目の前がちかちかする。頭のなかが真っ白になりそうだ。今まで感じたことのない快感に、耐えきれなくて首をふる。

「魔族の体液は人間にはちょうど媚薬のようなものだからな。
それも、魔王の俺の体液だ……痛くはないだろう?」

「あ、ぁあっ、なんで、やだ、ぁ、ああっ」

ぞくぞくぞく、と、またイきそうになる。起きるまでにも何回もイってたのかもしれない。もうでない感じがするのに、それでも容赦なく快感が止まらない。

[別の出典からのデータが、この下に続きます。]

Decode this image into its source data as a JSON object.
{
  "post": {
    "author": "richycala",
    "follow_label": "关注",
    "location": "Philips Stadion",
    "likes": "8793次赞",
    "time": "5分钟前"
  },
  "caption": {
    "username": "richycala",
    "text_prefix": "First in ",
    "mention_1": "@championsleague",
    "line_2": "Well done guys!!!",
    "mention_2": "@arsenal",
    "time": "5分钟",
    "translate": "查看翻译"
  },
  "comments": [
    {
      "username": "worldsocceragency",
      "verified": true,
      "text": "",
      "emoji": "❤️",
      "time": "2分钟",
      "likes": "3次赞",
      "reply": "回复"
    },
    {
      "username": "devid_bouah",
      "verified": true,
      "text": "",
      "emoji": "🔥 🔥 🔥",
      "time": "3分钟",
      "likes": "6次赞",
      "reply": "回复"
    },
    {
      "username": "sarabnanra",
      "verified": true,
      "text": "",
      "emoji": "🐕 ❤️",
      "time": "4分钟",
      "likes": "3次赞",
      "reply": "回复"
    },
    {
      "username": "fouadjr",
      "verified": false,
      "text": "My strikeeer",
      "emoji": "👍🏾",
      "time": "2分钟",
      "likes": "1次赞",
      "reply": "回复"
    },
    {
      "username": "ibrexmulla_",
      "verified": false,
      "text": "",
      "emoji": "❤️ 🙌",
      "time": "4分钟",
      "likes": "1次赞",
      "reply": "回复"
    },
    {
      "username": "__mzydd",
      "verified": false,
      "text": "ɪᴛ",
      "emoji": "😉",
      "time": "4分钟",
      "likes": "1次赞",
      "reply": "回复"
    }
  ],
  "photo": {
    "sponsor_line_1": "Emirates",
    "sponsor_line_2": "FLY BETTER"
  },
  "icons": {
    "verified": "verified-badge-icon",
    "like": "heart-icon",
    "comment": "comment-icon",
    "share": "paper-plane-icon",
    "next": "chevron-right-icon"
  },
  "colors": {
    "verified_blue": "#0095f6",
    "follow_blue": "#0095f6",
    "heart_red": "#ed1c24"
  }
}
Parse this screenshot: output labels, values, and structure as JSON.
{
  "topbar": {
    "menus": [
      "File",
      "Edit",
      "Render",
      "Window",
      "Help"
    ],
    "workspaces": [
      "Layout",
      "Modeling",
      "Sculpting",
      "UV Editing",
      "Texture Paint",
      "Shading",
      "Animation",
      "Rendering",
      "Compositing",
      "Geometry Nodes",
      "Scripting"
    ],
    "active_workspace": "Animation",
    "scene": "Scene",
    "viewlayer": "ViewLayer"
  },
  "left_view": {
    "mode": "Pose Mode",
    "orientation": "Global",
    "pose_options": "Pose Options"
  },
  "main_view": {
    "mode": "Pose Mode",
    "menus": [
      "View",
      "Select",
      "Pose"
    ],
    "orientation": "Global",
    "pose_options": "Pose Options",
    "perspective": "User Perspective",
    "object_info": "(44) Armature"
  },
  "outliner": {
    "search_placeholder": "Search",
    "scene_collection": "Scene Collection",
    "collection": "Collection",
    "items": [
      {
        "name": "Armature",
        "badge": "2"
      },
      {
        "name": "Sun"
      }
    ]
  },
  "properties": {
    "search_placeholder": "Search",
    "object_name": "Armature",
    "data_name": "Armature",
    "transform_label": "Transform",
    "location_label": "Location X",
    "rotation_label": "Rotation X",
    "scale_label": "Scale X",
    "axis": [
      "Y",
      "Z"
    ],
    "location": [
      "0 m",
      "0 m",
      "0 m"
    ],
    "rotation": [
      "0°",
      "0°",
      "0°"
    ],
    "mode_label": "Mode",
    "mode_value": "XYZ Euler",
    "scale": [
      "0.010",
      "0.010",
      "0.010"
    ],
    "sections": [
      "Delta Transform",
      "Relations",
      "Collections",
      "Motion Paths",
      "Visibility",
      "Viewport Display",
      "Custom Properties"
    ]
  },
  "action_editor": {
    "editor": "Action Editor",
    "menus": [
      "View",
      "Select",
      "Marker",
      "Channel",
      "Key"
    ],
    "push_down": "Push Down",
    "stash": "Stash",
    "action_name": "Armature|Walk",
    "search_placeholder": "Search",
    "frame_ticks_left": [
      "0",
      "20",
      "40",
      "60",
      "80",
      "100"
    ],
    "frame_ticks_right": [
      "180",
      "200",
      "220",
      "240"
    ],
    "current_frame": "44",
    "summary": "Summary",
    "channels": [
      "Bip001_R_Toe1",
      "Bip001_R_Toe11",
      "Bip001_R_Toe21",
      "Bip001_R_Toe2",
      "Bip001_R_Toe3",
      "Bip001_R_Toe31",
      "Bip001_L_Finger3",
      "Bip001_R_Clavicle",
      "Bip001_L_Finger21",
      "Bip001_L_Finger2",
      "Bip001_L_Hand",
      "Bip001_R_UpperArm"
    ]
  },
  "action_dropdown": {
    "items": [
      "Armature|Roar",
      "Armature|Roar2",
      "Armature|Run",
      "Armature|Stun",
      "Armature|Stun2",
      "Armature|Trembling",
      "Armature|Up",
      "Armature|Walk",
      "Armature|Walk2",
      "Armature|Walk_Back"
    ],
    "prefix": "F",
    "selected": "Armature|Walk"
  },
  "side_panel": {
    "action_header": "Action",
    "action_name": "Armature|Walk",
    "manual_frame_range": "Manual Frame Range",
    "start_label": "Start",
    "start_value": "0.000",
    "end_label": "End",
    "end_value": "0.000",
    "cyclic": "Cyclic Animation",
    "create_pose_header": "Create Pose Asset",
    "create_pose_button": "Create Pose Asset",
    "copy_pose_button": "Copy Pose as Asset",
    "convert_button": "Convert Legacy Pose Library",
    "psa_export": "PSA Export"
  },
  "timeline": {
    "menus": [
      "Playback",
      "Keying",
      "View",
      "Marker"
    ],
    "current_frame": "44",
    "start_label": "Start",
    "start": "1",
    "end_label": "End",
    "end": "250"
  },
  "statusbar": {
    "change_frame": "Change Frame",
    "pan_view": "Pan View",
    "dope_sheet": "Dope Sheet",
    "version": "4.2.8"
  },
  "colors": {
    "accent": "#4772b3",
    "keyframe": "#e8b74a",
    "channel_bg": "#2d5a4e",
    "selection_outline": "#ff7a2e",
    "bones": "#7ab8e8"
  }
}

「やめ、おかしくな、あぁっ、イく、いやだっ、もう、ぁあぁっ……!」

「安心しろ、俺の魔術で狂うことはない。―――どれだけ過ぎた快楽を与えようとな」

「ぁあぁああっ!!!」

ごりゅ、ぐりゅ、と奥を潰されて、ぷしゅ、と液を飛ばす。漏らしたような感覚だが、やけに透明で、しかもおかしくなるくらい気持ちよかった。

「はぁっ、あ、ぁあ……っ、ひ、あ、ぁあっ」

「やっと手に入った。もう手放さんぞ
―――毎日たっぷり愛してやろう」

ガッ、と思いっきり奥を突かれたと思うと、熱いものをナカにどくどくと注がれた。

「―――っうぁぁぁぁあ!!!!!!」

ガクガクガクと身体がおかしくなったみたいに痙攣した。

注がれた部分が、奥が、ずっとイき続けているような快感を生み出し続ける。

ずるり、と魔王の性器が抜かれた後も、ぴゅ、びゅく、と俺の性器が透明な液体を少しずつ漏らし続け、体はびくびくと痙攣し続ける。

「ふぁ、ぁぁ、あ、――あぁあっ」

ナカが熱く、魔王の精液がナカにあるだけで、一番敏感なところを常に突き刺されているような快感がずっと引かない。

「助け、たすけて、いやだ、こんな、ぁあっ」

「なんだ?もっと注いでほしいのか?」

「やっ、むり、ゆるしてくれ、しんじゃ、あ、ぁあっ、またイ、やだ、いやだぁあっ」

すぐに再びイってしまい、思わずのけぞる。シーツをつかんで、首を振って、それでも快感は消えてくれない。がくがく足が震える。

「魔王様、そろそろ会議が……」

がちゃり、扉が開いて誰かが入ってきたが、がくがくと、強制的な快楽によってイきながら震える体を止めることはできなくて、醜態を見られてしまう。

どうやら魔王の部下らしい。

「や、ぁあ、みるな、いやだ、あ、だめ、ぁぁあっ……!」

目の前に魔王の部下までいるというのに、俺はまたはしたなくぷしゅ、と達してしまう。

生理的なものか、情けなさか、もはやわからない涙が浮かぶ。

「魔王様!!!初めて魔族の体液を受ける勇者に、まさか、精液を……
そんな事をしたら、壊れてしまいます」

「いい。部屋から出すつもりもないからな
それに狂わぬよう術も施した」

「――っ、常に、ありえないほどの快楽を与え続けるのは、暴力と変わりません!」

「……なんとでも言え。なんなら精液中毒にでもしてやるさ」

ぐぷぷ、と、魔王の大きすぎる性器が穴を無理やり広げて押し入ってくる感覚に、足を伸ばしてシーツを掴んで耐えようとする。

「ぁ、あぁ、もう、いやだ、いやだぁ、いやだぁあっ」

「―――逃すつもりは、ないからな」



再び激しく奥を何度も貫かれて、頭が真っ白になって、もはや魔王の部下が心配そうにこちらを見ていることすら、脳が理解しなかった。